Einstellungen anpassen
Über das Einstellungen-Menü passt du den Simulator an deine Situation an:
- Brillenträger-Modus: Simuliert das verkleinerte Sehfeld mit Brille, ausführlich erklärt in Fernglas mit Brille nutzen.
- Schärfentiefe an/aus: Dient vor allem als Performance-Option für leistungsschwächere Geräte, insbesondere ältere Smartphones: Schaltest du die Hintergrundunschärfe ab, bleibt die Bildrate stabiler und das Gerät wird bei längerer Nutzung weniger warm.
- Hinweise zurücksetzen: Blendet die Bezeichnungen der wichtigsten Buttons (Vollbild, Einstellungen, Licht, Tier-Radar) sowie die Bedienhinweise im Fernglas-Modus noch einmal ein, praktisch zur Orientierung, falls du sie beim ersten Start übersehen hast.

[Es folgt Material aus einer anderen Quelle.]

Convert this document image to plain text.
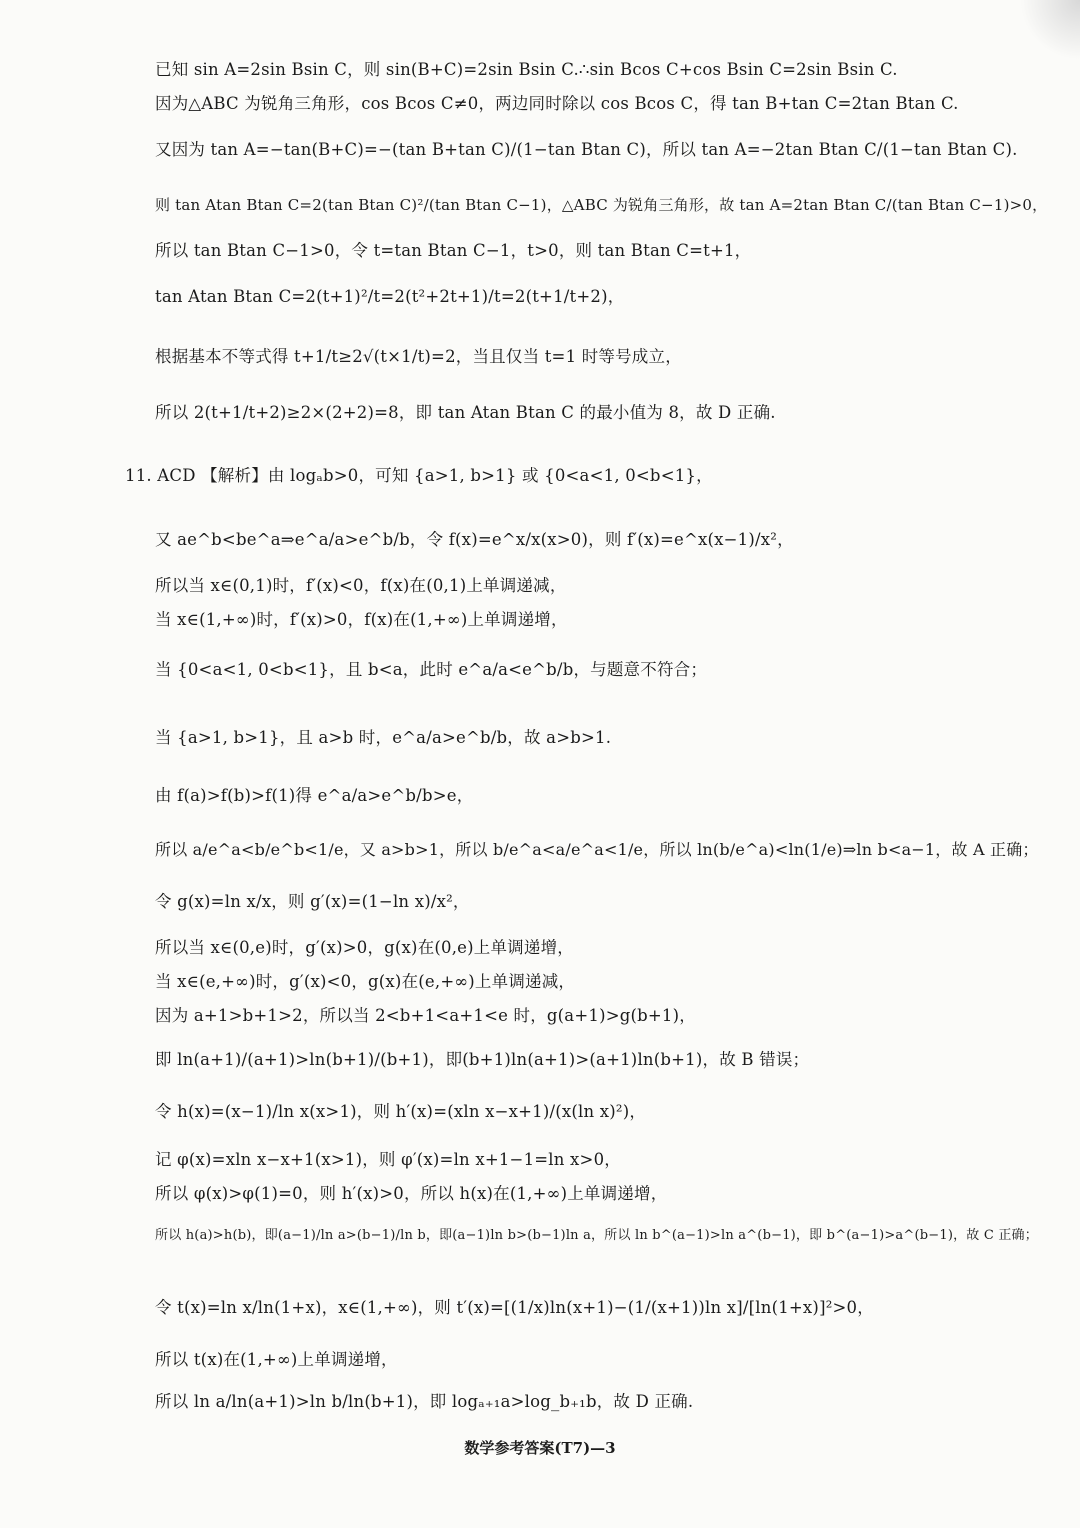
已知 sin A=2sin Bsin C，则 sin(B+C)=2sin Bsin C.∴sin Bcos C+cos Bsin C=2sin Bsin C.
因为△ABC 为锐角三角形，cos Bcos C≠0，两边同时除以 cos Bcos C，得 tan B+tan C=2tan Btan C.
又因为 tan A=−tan(B+C)=−(tan B+tan C)/(1−tan Btan C)，所以 tan A=−2tan Btan C/(1−tan Btan C).
则 tan Atan Btan C=2(tan Btan C)²/(tan Btan C−1)，△ABC 为锐角三角形，故 tan A=2tan Btan C/(tan Btan C−1)>0，
所以 tan Btan C−1>0，令 t=tan Btan C−1，t>0，则 tan Btan C=t+1，
tan Atan Btan C=2(t+1)²/t=2(t²+2t+1)/t=2(t+1/t+2)，
根据基本不等式得 t+1/t≥2√(t×1/t)=2，当且仅当 t=1 时等号成立，
所以 2(t+1/t+2)≥2×(2+2)=8，即 tan Atan Btan C 的最小值为 8，故 D 正确.
11. ACD 【解析】由 logₐb>0，可知 {a>1, b>1} 或 {0<a<1, 0<b<1}，
又 ae^b<be^a⇒e^a/a>e^b/b，令 f(x)=e^x/x(x>0)，则 f′(x)=e^x(x−1)/x²，
所以当 x∈(0,1)时，f′(x)<0，f(x)在(0,1)上单调递减，
当 x∈(1,+∞)时，f′(x)>0，f(x)在(1,+∞)上单调递增，
当 {0<a<1, 0<b<1}，且 b<a，此时 e^a/a<e^b/b，与题意不符合；
当 {a>1, b>1}，且 a>b 时，e^a/a>e^b/b，故 a>b>1.
由 f(a)>f(b)>f(1)得 e^a/a>e^b/b>e，
所以 a/e^a<b/e^b<1/e，又 a>b>1，所以 b/e^a<a/e^a<1/e，所以 ln(b/e^a)<ln(1/e)⇒ln b<a−1，故 A 正确；
令 g(x)=ln x/x，则 g′(x)=(1−ln x)/x²，
所以当 x∈(0,e)时，g′(x)>0，g(x)在(0,e)上单调递增，
当 x∈(e,+∞)时，g′(x)<0，g(x)在(e,+∞)上单调递减，
因为 a+1>b+1>2，所以当 2<b+1<a+1<e 时，g(a+1)>g(b+1)，
即 ln(a+1)/(a+1)>ln(b+1)/(b+1)，即(b+1)ln(a+1)>(a+1)ln(b+1)，故 B 错误；
令 h(x)=(x−1)/ln x(x>1)，则 h′(x)=(xln x−x+1)/(x(ln x)²)，
记 φ(x)=xln x−x+1(x>1)，则 φ′(x)=ln x+1−1=ln x>0，
所以 φ(x)>φ(1)=0，则 h′(x)>0，所以 h(x)在(1,+∞)上单调递增，
所以 h(a)>h(b)，即(a−1)/ln a>(b−1)/ln b，即(a−1)ln b>(b−1)ln a，所以 ln b^(a−1)>ln a^(b−1)，即 b^(a−1)>a^(b−1)，故 C 正确；
令 t(x)=ln x/ln(1+x)，x∈(1,+∞)，则 t′(x)=[(1/x)ln(x+1)−(1/(x+1))ln x]/[ln(1+x)]²>0，
所以 t(x)在(1,+∞)上单调递增，
所以 ln a/ln(a+1)>ln b/ln(b+1)，即 logₐ₊₁a>log_b₊₁b，故 D 正确.
数学参考答案(T7)—3
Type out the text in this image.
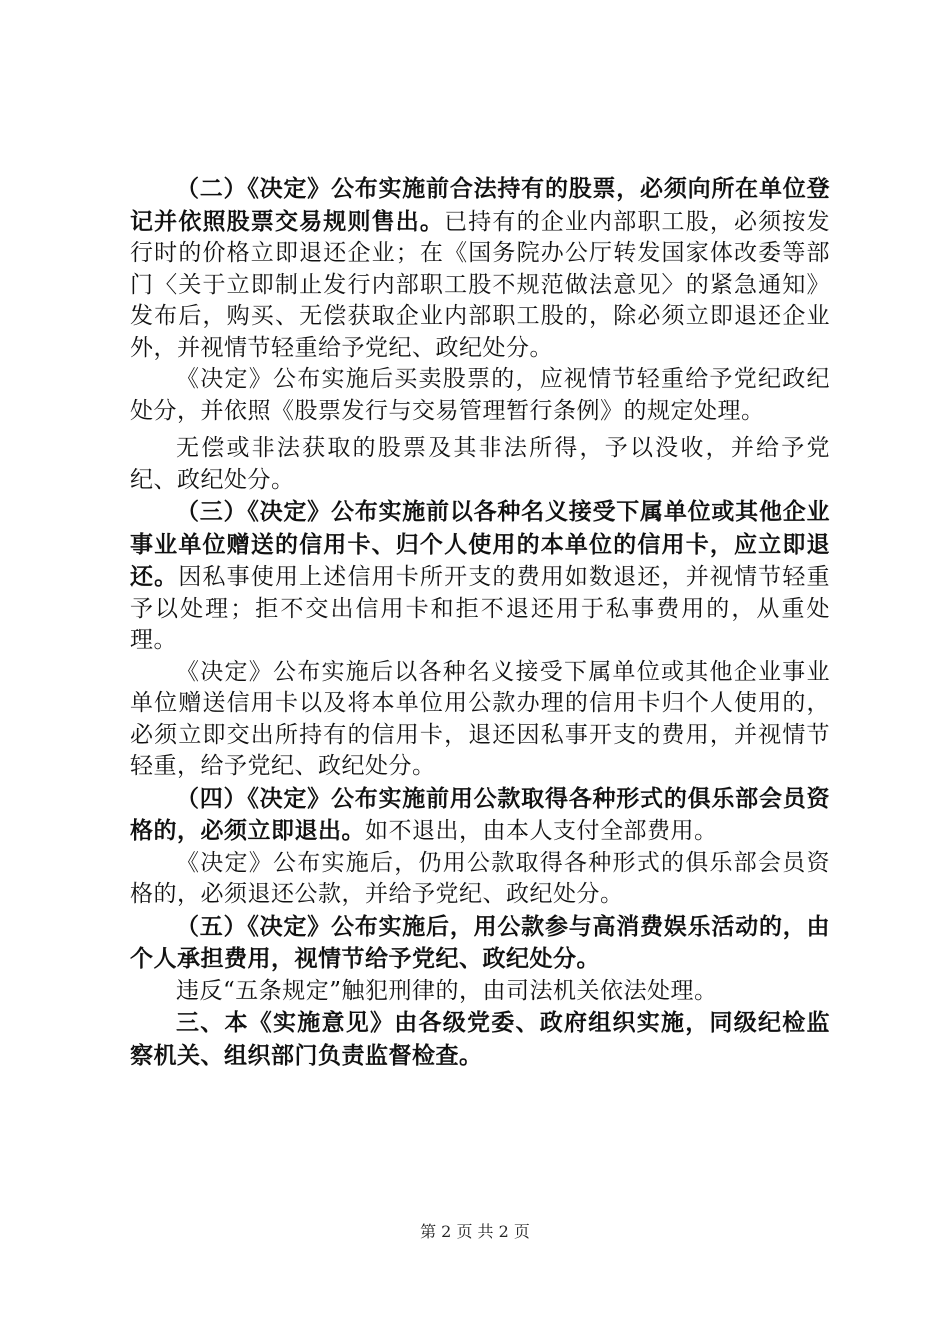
（二）《决定》公布实施前合法持有的股票，必须向所在单位登记并依照股票交易规则售出。已持有的企业内部职工股，必须按发行时的价格立即退还企业；在《国务院办公厅转发国家体改委等部门〈关于立即制止发行内部职工股不规范做法意见〉的紧急通知》发布后，购买、无偿获取企业内部职工股的，除必须立即退还企业外，并视情节轻重给予党纪、政纪处分。

《决定》公布实施后买卖股票的，应视情节轻重给予党纪政纪处分，并依照《股票发行与交易管理暂行条例》的规定处理。

无偿或非法获取的股票及其非法所得，予以没收，并给予党纪、政纪处分。

（三）《决定》公布实施前以各种名义接受下属单位或其他企业事业单位赠送的信用卡、归个人使用的本单位的信用卡，应立即退还。因私事使用上述信用卡所开支的费用如数退还，并视情节轻重予以处理；拒不交出信用卡和拒不退还用于私事费用的，从重处理。

《决定》公布实施后以各种名义接受下属单位或其他企业事业单位赠送信用卡以及将本单位用公款办理的信用卡归个人使用的，必须立即交出所持有的信用卡，退还因私事开支的费用，并视情节轻重，给予党纪、政纪处分。

（四）《决定》公布实施前用公款取得各种形式的俱乐部会员资格的，必须立即退出。如不退出，由本人支付全部费用。

《决定》公布实施后，仍用公款取得各种形式的俱乐部会员资格的，必须退还公款，并给予党纪、政纪处分。

（五）《决定》公布实施后，用公款参与高消费娱乐活动的，由个人承担费用，视情节给予党纪、政纪处分。

违反“五条规定”触犯刑律的，由司法机关依法处理。

三、本《实施意见》由各级党委、政府组织实施，同级纪检监察机关、组织部门负责监督检查。

第 2 页 共 2 页
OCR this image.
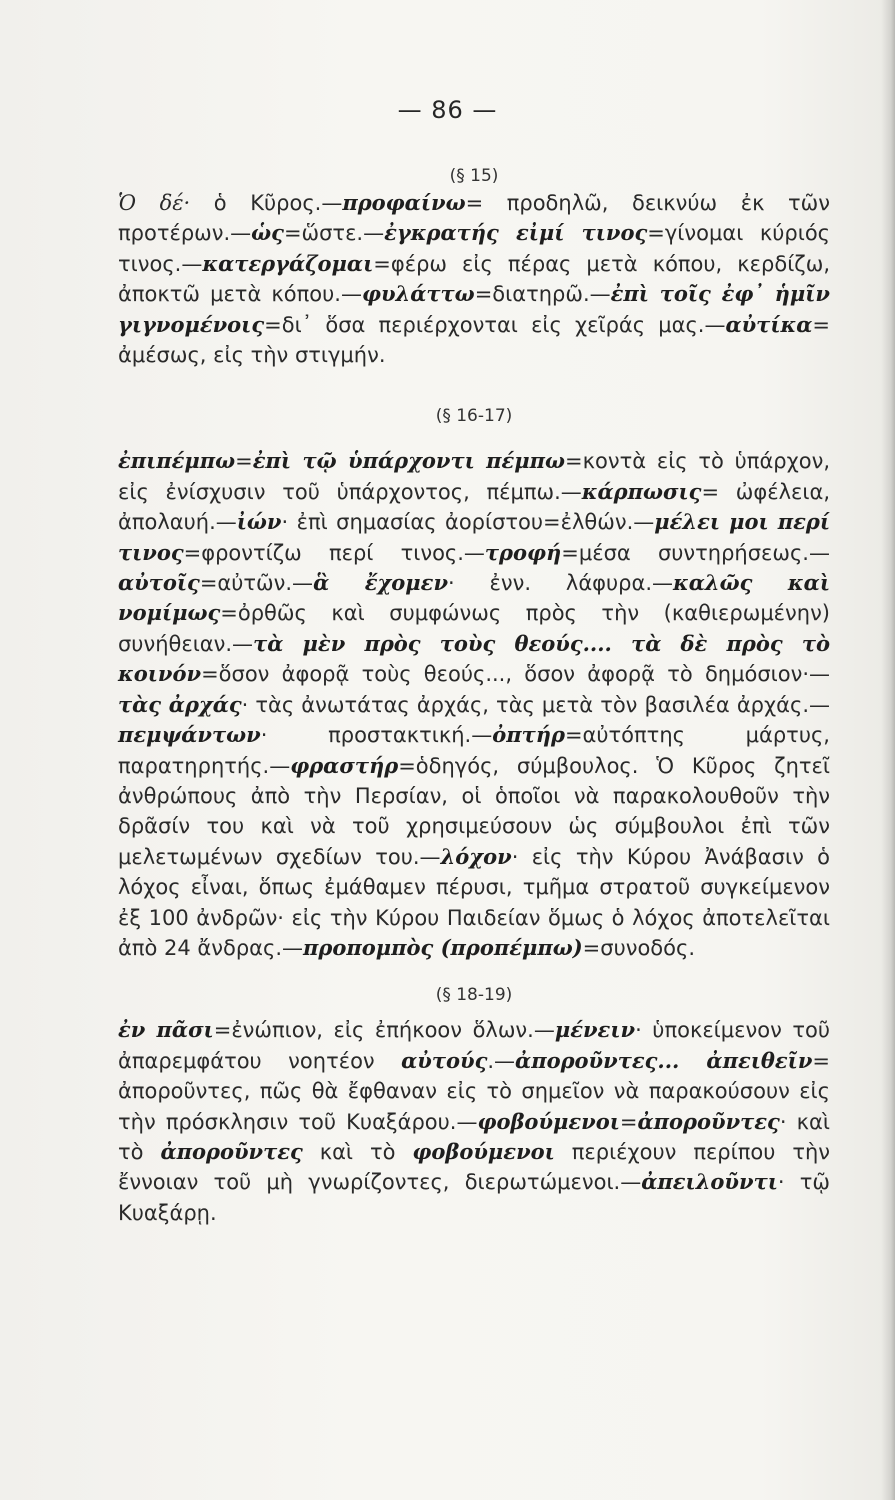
— 86 —
(§ 15)

Ὁ δέ· ὁ Κῦρος.—προφαίνω= προδηλῶ, δεικνύω ἐκ τῶν προτέρων.—ὡς=ὥστε.—ἐγκρατής εἰμί τινος=γίνομαι κύριός τινος.—κατεργάζομαι=φέρω εἰς πέρας μετὰ κόπου, κερδίζω, ἀποκτῶ μετὰ κόπου.—φυλάττω=διατηρῶ.—ἐπὶ τοῖς ἐφ᾿ ἡμῖν γιγνομένοις=δι᾿ ὅσα περιέρχονται εἰς χεῖράς μας.—αὐτίκα= ἀμέσως, εἰς τὴν στιγμήν.

(§ 16-17)

ἐπιπέμπω=ἐπὶ τῷ ὑπάρχοντι πέμπω=κοντὰ εἰς τὸ ὑπάρχον, εἰς ἐνίσχυσιν τοῦ ὑπάρχοντος, πέμπω.—κάρπωσις= ὠφέλεια, ἀπολαυή.—ἰών· ἐπὶ σημασίας ἀορίστου=ἐλθών.—μέλει μοι περί τινος=φροντίζω περί τινος.—τροφή=μέσα συντηρήσεως.—αὐτοῖς=αὐτῶν.—ἃ ἔχομεν· ἐνν. λάφυρα.—καλῶς καὶ νομίμως=ὀρθῶς καὶ συμφώνως πρὸς τὴν (καθιερωμένην) συνήθειαν.—τὰ μὲν πρὸς τοὺς θεούς.... τὰ δὲ πρὸς τὸ κοινόν=ὅσον ἀφορᾷ τοὺς θεούς..., ὅσον ἀφορᾷ τὸ δημόσιον·—τὰς ἀρχάς· τὰς ἀνωτάτας ἀρχάς, τὰς μετὰ τὸν βασιλέα ἀρχάς.—πεμψάντων· προστακτική.—ὀπτήρ=αὐτόπτης μάρτυς, παρατηρητής.—φραστήρ=ὁδηγός, σύμβουλος. Ὁ Κῦρος ζητεῖ ἀνθρώπους ἀπὸ τὴν Περσίαν, οἱ ὁποῖοι νὰ παρακολουθοῦν τὴν δρᾶσίν του καὶ νὰ τοῦ χρησιμεύσουν ὡς σύμβουλοι ἐπὶ τῶν μελετωμένων σχεδίων του.—λόχον· εἰς τὴν Κύρου Ἀνάβασιν ὁ λόχος εἶναι, ὅπως ἐμάθαμεν πέρυσι, τμῆμα στρατοῦ συγκείμενον ἐξ 100 ἀνδρῶν· εἰς τὴν Κύρου Παιδείαν ὅμως ὁ λόχος ἀποτελεῖται ἀπὸ 24 ἄνδρας.—προπομπὸς (προπέμπω)=συνοδός.

(§ 18-19)

ἐν πᾶσι=ἐνώπιον, εἰς ἐπήκοον ὅλων.—μένειν· ὑποκείμενον τοῦ ἀπαρεμφάτου νοητέον αὐτούς.—ἀποροῦντες... ἀπειθεῖν= ἀποροῦντες, πῶς θὰ ἔφθαναν εἰς τὸ σημεῖον νὰ παρακούσουν εἰς τὴν πρόσκλησιν τοῦ Κυαξάρου.—φοβούμενοι=ἀποροῦντες· καὶ τὸ ἀποροῦντες καὶ τὸ φοβούμενοι περιέχουν περίπου τὴν ἔννοιαν τοῦ μὴ γνωρίζοντες, διερωτώμενοι.—ἀπειλοῦντι· τῷ Κυαξάρῃ.
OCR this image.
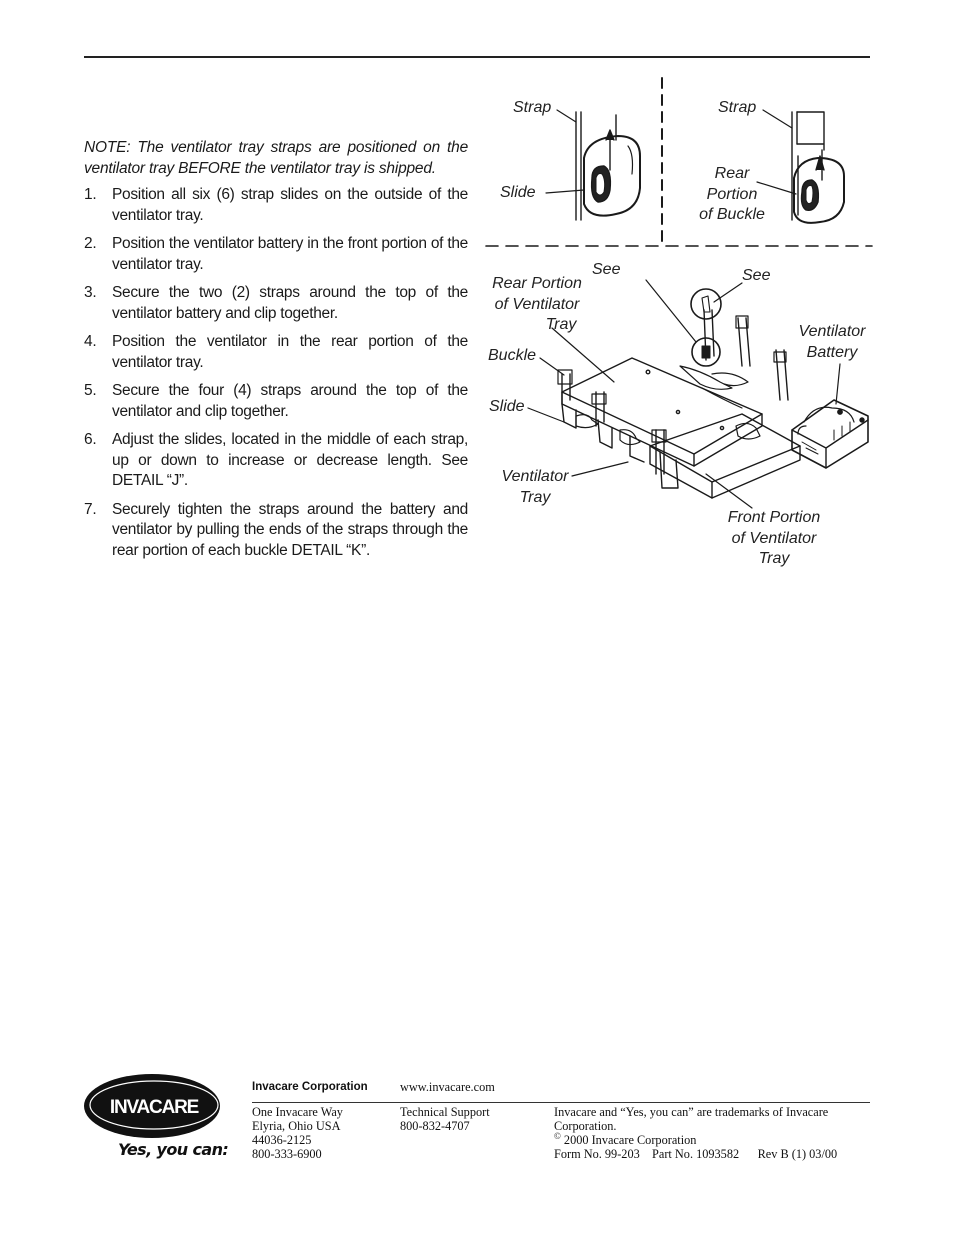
NOTE: The ventilator tray straps are positioned on the ventilator tray BEFORE the ventilator tray is shipped.

1.	Position all six (6) strap slides on the outside of the ventilator tray.
2.	Position the ventilator battery in the front portion of the ventilator tray.
3.	Secure the two (2) straps around the top of the ventilator battery and clip together.
4.	Position the ventilator in the rear portion of the ventilator tray.
5.	Secure the four (4) straps around the top of the ventilator and clip together.
6.	Adjust the slides, located in the middle of each strap, up or down to increase or decrease length. See DETAIL “J”.
7.	Securely tighten the straps around the battery and ventilator by pulling the ends of the straps through the rear portion of each buckle DETAIL “K”.
Strap
Slide
Strap
Rear
Portion
of Buckle
See	See
Rear Portion
of Ventilator
Tray
Buckle
Slide
Ventilator
Tray
Ventilator
Battery
Front Portion
of Ventilator
Tray
INVACARE
Yes, you can:
Invacare Corporation	www.invacare.com
One Invacare Way
Elyria, Ohio USA
44036-2125
800-333-6900
Technical Support
800-832-4707
Invacare and “Yes, you can” are trademarks of Invacare
Corporation.
© 2000 Invacare Corporation
Form No. 99-203    Part No. 1093582      Rev B (1) 03/00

Vollbildmodus für den vollen Durchblick
Ein Klick auf den Vollbild-Button lässt den Simulator den gesamten Bildschirm einnehmen, ideal, um Details wie Bildruhe oder Schärfentiefe auf einem größeren Bildschirm noch genauer zu beurteilen. Unterstützt dein Browser kein Vollbild, erscheint ein entsprechender Hinweis. Die Simulation funktioniert aber auch so ganz normal weiter.
Fazit: mehr als eine Bildschirm-Demo
Vergleichsmodus, Tier-Radar, eingebautes Lexikon und Einstellungen machen aus Zoomulate einen kleinen Werkzeugkasten: Du stellst gezielt zwei Modelle gegeneinander, schlägst Fachbegriffe direkt im Tool nach und richtest dir die Ansicht so ein, wie du sie brauchst.